The West Big Data Hub, in collaboration with the three other Big Data Hubs and industry partners, spearheaded a National Transportation Data Challenge, with a kickoff event in Seattle on May 2-3. The kickoff was the first in a series of community problem-solving sessions, demos and hackathons that are being organized across the nation over six months. Several teams across Microsoft contributed ideas on recent and ongoing work on transportation data science.
Microsoft’s engagement with the challenge builds on a foundation of prior work in public safety and metro data science. The challenge’s launch event highlighted a collaboration between Microsoft’s Community Technology Engagement Group in the Corporate, External and Legal Affairs (CELA) team and DataKind Vision Zero, the New York City Department of Transportation, Seattle Department of Transportation and the City of New Orleans’ Office of Performance and Accountability. The project enabled an ecosystem that helped cities assign limited resources to traffic safety issues where they are most needed. In addition, the community event noted how Microsoft Research has been actively collaborating with the City of Bellevue and University of Washington on a project that combines video analytics with machine learning to make roads safer.
The Midwest Big Data Hub (MBDH) is actively pursuing community building around data science in the Midwest of the United States. Beth Plale, Professor, Indiana University, and team are working on project SEADTrain: Cloud-based Hands On Environment for On-line Data Science Training to prototype an Azure based cloud solution for data science hands-on training. SEADTrain allows instructors to publish datasets to Azure through the SEAD curation pipeline where the datasets pick up persistent IDs. Students then carry out their training modules in the Azure based cloud using real data hosted there, an approach to training that substantially lowers the burden to students who would otherwise be burdened by setting up an environment on their desktop, moving data, etc. The larger goal (post pilot) is to demonstrate the effectiveness of the solution, as applied to real world training, by connecting the hands-on training to MOOC style delivery using a MOOC module repository that is being developed in a separate initiative.
Big data hub leadership
All the progress in the past year wouldn’t have been possible without the effort of the executive directors at the helms of each of the hubs. They have worked tirelessly to bring together thousands of data scientists across sectors and disciplines through numerous events and outreach efforts.
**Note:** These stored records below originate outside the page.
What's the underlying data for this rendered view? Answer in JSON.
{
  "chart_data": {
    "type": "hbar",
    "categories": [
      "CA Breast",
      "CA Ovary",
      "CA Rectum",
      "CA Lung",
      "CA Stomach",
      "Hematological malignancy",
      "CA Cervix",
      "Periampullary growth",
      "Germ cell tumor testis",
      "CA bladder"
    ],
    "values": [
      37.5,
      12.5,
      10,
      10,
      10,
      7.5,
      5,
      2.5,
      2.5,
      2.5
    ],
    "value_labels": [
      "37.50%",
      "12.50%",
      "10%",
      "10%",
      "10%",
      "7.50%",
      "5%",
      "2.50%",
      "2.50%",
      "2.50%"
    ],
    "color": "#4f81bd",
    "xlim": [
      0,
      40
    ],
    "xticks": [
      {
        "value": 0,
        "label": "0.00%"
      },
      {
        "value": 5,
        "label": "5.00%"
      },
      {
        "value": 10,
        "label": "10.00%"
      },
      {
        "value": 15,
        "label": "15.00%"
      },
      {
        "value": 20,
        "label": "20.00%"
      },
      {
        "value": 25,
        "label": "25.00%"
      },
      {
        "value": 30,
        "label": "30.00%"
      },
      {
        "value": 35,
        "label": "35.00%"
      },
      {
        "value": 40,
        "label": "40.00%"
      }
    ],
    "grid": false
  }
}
It has been a productive year driving the agenda for cloud computing for data science research and impact with the Big Data Innovation Hubs. Microsoft is committed to the partnership with NSF and the hubs and will continue pushing the boundaries to achieve accelerated research outcomes using cloud-based infrastructure and big data services.
“The potential impact of data science platforms to shape generations of research relies on the imagination of collaborators to come together and shape it,” said Joseph Sirosh, corporate vice president of the Cloud AI platform at Microsoft. “Public-private partnerships that encourage a culture of data innovation to solve long-range applied problems, from healthcare to transportation, will be the bedrock of this impact. Our work with the Big Data Hubs, launched by the National Science Foundation in collaboration with universities, enables researchers across fields to achieve concrete data outcomes with Microsoft tools, and it creates a catalyst for the company to build data science tools useful to researchers working in numerous domains.”